‘Dino Mummy’ Reveals There May Be More Skin in the Fossil Game
Dakota the “dino mummy” has fascinated paleontologists and the public since part of the fossil was first untombed in North Dakota with some of its skin preserved.
Scientists are not finished making discoveries about Dakota, a duck-billed dinosaur, and they recently unlocked a well-preserved foot, a forelimb and more of its tail from the stone encasing the fossil. While more work needs to be done to fully expose this 66- to 67-million-year-old mummy, those parts of its anatomy alone are already challenging some paleontological theories.
A paper published recently in the journal PLOS ONE focuses on those recently exposed body parts, and offers new insight into how fossil mummies like Dakota might have survived. The new research even suggests there may be far more mummified skin out there to find in the fossil record and study than previously believed, if only paleontologists look in the right places.
Before this research, mummified dinosaurs were said to form in one of two ways: They were either buried rapidly after death, or they remained intact in an arid landscape long enough for the carcass to be preserved.
But further studies into the sediments surrounding the fossil suggest that Dakota lived not in a dry, arid place, but in a humid, wet environment. Its body lay close to a water source in its final moments. Bite marks recently identified on its bone and skin also indicate significant scavenging on this animal from a variety of carrion feeders, including ancestors of modern crocodiles and perhaps carnivorous dinosaurs like young T. rex or Dakotaraptors. If this dinosaur died near water and was scavenged by predators, why didn’t its soft skin rot away?
A new answer to this question started with Stephanie Drumheller, a paleontologist and an expert in bite marks at the University of Tennessee, Knoxville. CT scans showed the preserved skin was deflated, rather than compressed by sedimentary stone pressed down on it.
This was difficult to explain until Drumheller came to a realization: She had seen something like this in other preserved remains. But not dinosaur fossils. Rather, in human and mammalian bodies that were used in forensic anthropological research.
Human and mammalian remains can in some situations remain preserved in a wet environment for months. When these remains last it is because small scavengers burrow into the body, opening a pathway for liquids and gases to exit, and the skin eventually dries out and is preserved.
“This is weird and unexpected if you’ve only read the paleontological literature dealing with mummies,” Drumheller said. “But it’s really in line with the forensic anthropological literature.”
Incomplete scavenging, the team asserts, can actually help preserve an animal, even a dinosaur.

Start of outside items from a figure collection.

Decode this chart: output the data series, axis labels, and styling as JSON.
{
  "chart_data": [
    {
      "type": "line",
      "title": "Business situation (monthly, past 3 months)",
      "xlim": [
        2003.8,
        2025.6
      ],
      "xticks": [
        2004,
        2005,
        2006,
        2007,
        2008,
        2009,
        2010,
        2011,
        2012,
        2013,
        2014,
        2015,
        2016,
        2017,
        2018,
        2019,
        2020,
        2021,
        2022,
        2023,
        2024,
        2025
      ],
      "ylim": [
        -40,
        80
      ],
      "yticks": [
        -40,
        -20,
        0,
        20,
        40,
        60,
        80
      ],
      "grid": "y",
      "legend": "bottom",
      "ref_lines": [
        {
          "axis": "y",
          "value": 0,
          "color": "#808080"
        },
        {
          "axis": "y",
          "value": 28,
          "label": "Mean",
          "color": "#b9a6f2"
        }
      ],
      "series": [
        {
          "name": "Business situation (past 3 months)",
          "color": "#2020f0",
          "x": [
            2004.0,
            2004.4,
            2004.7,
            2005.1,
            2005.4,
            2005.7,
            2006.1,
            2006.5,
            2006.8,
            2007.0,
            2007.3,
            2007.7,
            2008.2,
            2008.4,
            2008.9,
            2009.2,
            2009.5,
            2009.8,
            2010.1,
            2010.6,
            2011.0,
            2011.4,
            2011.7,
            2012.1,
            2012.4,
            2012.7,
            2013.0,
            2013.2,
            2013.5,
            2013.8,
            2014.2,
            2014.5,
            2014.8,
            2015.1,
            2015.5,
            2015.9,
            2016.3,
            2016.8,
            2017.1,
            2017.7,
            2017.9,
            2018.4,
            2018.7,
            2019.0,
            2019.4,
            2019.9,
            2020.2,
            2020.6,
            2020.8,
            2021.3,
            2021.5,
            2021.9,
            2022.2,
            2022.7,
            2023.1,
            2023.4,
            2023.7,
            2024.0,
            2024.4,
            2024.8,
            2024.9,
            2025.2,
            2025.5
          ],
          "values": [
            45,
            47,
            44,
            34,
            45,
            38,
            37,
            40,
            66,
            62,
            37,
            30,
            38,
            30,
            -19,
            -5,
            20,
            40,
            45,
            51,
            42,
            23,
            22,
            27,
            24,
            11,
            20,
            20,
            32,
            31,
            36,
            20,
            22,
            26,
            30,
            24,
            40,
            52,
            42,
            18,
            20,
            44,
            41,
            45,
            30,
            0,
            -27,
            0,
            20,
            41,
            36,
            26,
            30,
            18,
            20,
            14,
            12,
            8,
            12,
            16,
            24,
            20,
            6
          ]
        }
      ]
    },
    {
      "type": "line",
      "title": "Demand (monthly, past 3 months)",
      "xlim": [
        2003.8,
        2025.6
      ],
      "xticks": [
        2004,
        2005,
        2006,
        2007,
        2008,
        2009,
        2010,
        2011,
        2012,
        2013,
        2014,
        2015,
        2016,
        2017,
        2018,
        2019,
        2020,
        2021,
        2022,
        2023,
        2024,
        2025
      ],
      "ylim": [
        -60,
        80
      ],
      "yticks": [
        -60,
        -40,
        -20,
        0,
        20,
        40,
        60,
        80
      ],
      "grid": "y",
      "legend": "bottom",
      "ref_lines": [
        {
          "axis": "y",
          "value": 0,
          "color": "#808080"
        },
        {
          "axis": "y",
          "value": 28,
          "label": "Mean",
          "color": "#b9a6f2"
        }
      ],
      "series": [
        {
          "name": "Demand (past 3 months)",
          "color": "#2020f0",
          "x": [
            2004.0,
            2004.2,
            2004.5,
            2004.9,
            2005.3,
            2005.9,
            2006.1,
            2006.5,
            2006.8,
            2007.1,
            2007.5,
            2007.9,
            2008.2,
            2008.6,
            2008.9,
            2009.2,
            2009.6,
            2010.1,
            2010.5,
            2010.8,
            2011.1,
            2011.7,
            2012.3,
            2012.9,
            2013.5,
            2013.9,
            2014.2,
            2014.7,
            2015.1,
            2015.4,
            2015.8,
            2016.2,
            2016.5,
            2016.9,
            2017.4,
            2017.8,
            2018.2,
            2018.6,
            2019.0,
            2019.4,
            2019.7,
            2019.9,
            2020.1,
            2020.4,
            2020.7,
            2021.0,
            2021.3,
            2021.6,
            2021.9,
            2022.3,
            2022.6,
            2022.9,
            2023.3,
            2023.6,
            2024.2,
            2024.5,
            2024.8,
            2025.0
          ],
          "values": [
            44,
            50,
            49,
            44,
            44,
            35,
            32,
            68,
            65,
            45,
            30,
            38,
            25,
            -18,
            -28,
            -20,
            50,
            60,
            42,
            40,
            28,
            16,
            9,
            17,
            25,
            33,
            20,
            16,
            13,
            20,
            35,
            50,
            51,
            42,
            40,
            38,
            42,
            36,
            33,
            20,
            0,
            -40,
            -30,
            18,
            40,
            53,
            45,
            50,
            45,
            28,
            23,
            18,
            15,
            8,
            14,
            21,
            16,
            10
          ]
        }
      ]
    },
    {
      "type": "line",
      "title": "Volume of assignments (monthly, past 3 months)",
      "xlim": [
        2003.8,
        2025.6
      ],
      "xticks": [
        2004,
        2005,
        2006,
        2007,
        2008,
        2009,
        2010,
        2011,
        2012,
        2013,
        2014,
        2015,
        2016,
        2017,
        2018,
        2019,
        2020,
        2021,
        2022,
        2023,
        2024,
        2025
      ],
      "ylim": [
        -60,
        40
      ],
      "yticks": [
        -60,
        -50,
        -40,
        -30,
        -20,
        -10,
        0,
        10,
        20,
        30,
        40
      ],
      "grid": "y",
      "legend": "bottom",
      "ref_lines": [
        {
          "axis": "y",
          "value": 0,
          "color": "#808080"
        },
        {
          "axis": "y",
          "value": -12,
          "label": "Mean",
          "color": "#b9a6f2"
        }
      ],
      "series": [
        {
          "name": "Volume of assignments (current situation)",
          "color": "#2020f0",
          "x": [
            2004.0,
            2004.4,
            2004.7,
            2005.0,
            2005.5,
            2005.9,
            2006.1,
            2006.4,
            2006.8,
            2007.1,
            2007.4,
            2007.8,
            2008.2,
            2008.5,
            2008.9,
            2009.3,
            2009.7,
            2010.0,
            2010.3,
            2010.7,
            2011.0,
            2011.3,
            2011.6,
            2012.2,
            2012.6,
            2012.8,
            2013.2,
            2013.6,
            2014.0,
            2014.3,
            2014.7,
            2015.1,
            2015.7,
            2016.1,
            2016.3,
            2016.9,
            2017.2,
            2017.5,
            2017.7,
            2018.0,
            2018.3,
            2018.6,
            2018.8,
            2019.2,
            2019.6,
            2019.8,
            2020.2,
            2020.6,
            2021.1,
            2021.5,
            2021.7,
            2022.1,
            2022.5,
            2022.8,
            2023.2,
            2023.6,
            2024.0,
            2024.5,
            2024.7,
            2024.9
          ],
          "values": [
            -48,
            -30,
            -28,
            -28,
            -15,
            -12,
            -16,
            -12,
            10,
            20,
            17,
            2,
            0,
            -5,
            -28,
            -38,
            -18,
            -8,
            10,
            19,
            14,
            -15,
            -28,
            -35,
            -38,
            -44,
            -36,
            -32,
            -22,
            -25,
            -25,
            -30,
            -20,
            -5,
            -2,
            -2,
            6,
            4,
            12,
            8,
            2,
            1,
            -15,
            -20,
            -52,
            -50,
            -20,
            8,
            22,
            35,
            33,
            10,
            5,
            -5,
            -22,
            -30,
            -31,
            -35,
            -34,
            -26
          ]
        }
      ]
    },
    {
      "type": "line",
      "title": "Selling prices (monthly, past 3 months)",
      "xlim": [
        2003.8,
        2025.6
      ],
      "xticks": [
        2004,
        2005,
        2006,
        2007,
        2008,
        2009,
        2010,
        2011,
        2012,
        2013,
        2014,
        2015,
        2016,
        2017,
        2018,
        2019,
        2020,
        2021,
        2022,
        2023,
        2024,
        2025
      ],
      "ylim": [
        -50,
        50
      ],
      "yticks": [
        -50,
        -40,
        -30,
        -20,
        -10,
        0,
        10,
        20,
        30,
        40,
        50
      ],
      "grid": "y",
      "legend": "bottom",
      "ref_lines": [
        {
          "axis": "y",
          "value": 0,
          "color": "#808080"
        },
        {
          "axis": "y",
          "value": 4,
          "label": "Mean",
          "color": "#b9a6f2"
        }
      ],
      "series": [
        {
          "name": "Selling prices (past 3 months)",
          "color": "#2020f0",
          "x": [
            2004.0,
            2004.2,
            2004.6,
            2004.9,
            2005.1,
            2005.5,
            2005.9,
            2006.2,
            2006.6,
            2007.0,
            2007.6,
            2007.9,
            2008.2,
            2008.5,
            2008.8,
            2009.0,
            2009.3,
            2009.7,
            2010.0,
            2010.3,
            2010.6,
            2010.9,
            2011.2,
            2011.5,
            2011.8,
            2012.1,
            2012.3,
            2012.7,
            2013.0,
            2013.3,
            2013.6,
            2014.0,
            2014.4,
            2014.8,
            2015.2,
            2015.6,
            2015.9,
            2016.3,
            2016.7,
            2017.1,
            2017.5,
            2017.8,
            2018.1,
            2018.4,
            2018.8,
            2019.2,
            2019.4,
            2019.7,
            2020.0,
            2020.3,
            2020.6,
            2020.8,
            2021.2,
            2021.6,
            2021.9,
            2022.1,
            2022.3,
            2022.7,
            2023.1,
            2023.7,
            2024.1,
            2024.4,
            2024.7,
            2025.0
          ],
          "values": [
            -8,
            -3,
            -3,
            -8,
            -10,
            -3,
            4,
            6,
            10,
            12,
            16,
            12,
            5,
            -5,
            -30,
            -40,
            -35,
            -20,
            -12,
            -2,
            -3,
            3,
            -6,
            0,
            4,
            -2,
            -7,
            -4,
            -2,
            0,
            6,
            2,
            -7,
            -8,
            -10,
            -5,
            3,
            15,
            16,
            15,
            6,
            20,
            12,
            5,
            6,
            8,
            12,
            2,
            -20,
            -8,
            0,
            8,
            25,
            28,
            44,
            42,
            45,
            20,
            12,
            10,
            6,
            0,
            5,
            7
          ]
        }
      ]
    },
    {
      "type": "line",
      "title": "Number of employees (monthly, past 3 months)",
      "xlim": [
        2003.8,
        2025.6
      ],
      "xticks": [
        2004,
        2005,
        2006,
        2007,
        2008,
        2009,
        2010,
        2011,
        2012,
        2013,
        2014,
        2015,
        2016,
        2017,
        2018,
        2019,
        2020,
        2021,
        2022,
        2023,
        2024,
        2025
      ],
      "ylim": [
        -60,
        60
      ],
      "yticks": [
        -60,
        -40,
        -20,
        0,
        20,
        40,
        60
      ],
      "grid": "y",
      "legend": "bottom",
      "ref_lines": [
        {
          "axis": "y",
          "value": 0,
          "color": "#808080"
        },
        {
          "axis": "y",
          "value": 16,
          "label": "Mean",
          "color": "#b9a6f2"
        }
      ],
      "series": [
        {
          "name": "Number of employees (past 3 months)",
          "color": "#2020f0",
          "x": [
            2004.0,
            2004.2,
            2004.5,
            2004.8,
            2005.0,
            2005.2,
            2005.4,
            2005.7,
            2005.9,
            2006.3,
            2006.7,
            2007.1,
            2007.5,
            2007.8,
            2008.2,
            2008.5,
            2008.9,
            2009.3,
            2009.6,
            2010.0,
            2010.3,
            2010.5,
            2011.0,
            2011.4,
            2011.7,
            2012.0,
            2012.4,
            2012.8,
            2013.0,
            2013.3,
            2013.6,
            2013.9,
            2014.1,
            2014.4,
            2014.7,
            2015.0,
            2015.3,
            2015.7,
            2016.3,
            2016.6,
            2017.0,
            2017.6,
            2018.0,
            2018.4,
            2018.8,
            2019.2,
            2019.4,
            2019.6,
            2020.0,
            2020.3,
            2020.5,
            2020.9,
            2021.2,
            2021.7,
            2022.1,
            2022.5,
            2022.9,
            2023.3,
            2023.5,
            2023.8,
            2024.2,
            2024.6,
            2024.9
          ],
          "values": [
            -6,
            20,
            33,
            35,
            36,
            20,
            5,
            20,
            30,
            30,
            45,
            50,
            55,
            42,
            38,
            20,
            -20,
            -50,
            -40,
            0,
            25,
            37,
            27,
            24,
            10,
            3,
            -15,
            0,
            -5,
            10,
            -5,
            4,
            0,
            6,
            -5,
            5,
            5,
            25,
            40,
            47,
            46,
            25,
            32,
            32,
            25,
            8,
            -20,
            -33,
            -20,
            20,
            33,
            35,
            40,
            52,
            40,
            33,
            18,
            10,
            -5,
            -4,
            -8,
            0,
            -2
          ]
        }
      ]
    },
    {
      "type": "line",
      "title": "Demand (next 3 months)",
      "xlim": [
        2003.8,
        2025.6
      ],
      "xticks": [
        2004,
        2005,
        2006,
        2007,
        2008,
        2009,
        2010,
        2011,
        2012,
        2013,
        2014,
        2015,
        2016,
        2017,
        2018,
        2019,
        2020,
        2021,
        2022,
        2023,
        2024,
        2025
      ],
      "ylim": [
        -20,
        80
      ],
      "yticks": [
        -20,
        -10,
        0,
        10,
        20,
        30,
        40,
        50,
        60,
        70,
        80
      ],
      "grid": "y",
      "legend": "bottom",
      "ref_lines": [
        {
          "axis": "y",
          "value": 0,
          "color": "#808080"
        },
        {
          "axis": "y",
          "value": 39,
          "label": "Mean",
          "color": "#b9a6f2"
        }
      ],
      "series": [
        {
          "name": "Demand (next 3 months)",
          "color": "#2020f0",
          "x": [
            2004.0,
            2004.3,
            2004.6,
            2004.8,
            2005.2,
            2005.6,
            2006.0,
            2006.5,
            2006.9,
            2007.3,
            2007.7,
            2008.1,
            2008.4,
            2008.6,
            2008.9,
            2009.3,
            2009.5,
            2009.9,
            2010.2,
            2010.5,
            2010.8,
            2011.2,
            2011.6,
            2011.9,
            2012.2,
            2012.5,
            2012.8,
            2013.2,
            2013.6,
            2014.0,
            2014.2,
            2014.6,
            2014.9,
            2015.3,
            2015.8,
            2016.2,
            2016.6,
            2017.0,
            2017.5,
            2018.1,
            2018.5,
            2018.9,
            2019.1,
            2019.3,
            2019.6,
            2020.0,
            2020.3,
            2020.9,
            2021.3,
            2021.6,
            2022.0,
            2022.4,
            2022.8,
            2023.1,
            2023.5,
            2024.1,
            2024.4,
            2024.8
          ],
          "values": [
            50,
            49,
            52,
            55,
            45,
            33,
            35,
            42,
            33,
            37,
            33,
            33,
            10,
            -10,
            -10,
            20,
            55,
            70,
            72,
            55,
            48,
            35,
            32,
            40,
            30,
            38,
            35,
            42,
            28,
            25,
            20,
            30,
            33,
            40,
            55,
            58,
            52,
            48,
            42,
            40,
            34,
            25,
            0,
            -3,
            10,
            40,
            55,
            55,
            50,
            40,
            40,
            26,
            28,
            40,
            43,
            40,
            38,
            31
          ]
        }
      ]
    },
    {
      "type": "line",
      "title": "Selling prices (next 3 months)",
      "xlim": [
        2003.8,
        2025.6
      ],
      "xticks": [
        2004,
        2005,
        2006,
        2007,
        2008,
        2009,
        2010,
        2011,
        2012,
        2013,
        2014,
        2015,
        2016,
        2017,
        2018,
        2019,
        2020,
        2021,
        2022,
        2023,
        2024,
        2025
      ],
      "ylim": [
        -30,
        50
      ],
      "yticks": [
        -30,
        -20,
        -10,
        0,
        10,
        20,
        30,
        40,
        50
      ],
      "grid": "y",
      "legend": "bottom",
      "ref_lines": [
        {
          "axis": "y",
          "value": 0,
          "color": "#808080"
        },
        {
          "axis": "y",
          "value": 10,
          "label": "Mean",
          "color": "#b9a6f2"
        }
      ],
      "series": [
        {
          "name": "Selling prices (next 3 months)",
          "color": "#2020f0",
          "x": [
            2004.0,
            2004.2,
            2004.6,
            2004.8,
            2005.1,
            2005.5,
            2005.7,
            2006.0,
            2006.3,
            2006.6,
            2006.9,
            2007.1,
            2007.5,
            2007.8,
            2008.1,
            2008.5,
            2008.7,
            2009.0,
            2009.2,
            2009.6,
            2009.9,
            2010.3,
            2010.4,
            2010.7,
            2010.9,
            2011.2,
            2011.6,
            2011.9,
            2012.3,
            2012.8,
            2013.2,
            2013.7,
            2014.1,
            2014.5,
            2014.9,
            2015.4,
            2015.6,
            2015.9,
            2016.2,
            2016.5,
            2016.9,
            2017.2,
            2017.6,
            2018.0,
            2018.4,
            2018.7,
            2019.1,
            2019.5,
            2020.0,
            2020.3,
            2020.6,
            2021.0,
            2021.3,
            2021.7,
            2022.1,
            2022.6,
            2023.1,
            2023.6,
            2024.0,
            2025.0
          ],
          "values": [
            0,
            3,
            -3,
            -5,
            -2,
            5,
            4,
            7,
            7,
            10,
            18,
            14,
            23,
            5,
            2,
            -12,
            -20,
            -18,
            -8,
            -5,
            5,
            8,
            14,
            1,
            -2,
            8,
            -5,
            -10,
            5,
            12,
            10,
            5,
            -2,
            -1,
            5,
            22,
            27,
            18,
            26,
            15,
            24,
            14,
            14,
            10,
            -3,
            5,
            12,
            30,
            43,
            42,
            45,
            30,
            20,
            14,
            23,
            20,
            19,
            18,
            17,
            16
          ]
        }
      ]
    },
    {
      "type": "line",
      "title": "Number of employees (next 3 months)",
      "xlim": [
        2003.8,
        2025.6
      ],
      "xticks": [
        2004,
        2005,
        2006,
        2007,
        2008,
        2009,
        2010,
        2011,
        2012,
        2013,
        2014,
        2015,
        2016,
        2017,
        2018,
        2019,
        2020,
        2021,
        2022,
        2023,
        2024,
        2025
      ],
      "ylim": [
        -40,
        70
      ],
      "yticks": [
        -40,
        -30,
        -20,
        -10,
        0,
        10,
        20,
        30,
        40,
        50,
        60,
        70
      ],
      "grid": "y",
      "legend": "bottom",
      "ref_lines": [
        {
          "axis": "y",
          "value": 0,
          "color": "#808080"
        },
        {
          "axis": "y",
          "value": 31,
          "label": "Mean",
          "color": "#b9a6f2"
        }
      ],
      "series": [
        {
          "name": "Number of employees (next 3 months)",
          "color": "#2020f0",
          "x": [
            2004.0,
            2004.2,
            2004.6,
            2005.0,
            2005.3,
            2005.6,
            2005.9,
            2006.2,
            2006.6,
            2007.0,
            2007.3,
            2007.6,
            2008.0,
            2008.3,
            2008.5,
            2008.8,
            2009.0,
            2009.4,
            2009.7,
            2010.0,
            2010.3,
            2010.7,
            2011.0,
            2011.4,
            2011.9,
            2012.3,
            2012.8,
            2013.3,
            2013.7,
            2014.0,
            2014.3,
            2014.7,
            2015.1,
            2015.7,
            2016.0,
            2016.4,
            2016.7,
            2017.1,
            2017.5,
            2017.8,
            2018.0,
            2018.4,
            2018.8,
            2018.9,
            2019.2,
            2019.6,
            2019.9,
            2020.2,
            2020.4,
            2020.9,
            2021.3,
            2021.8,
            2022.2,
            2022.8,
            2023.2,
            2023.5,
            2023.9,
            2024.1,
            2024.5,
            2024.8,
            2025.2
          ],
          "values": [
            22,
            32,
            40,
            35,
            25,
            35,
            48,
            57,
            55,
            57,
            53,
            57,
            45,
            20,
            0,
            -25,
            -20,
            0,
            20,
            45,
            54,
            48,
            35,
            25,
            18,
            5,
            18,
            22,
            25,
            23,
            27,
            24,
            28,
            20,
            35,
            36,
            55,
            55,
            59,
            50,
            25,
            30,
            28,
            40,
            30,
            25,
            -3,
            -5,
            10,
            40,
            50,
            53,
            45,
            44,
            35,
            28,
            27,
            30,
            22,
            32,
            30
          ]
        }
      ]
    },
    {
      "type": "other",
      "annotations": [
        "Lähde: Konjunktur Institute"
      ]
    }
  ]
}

Large predators may take chunks out of the animal, but they’re after the more nutritious muscle and internal organs. The gouges they make in pursuit of that meal also allow gases and liquids to escape the body. What remains on the landscape is a body of skin and bones that then slowly desiccates and deflates, eventually preserved for the eons.
The idea that “some degree of scavenging might favor the mummification of skin” is “an exciting discovery,” said Fion Waisum Ma, a vertebrate paleontologist at the Smithsonian National Museum of Natural History who was not involved in the research. “This study is comprehensive,” she said, “and gives us a new perspective on how soft tissue preservation may have occurred in dinosaurs and more generally in land vertebrates.”
Anecdotally, the team heard a number of stories from colleagues finding more patches of fossilized skin in the field than they expected, particularly when excavating hadrosaurs. Finding such fossils seemed to contradict the conventional wisdom behind dinosaur mummification, but until now, the scientific literature didn’t offer any other explanation for what researchers were observing.
Clint Boyd, a co-author of the study and a paleontologist at the North Dakota Geologic Survey, said he hoped the study would prompt many of his colleagues to say: “Yeah, of course. That makes sense with what we’re seeing.”
For the past three years, removing more of Dakota’s fossils from stone has been the work of Mindy Householder, another co-author of the study and a preparator at the State Historical Society of North Dakota. Her early work as a fossil preparator didn’t even include the possibility of fossil skin. Locating the bone within and removing it from the stone in which it was preserved, she said, was the focus of her training, and such methods may result in preserved skin being lost. It wasn’t until working on Dakota that this began to change.
The evidence she and her colleagues discovered, she said, may mean that “skin is more common than we thought it was.” And this, she added, “definitely should change” how fossils are treated.
Skin “could be there!” she said. “As a community, maybe we need to be more aware of that.”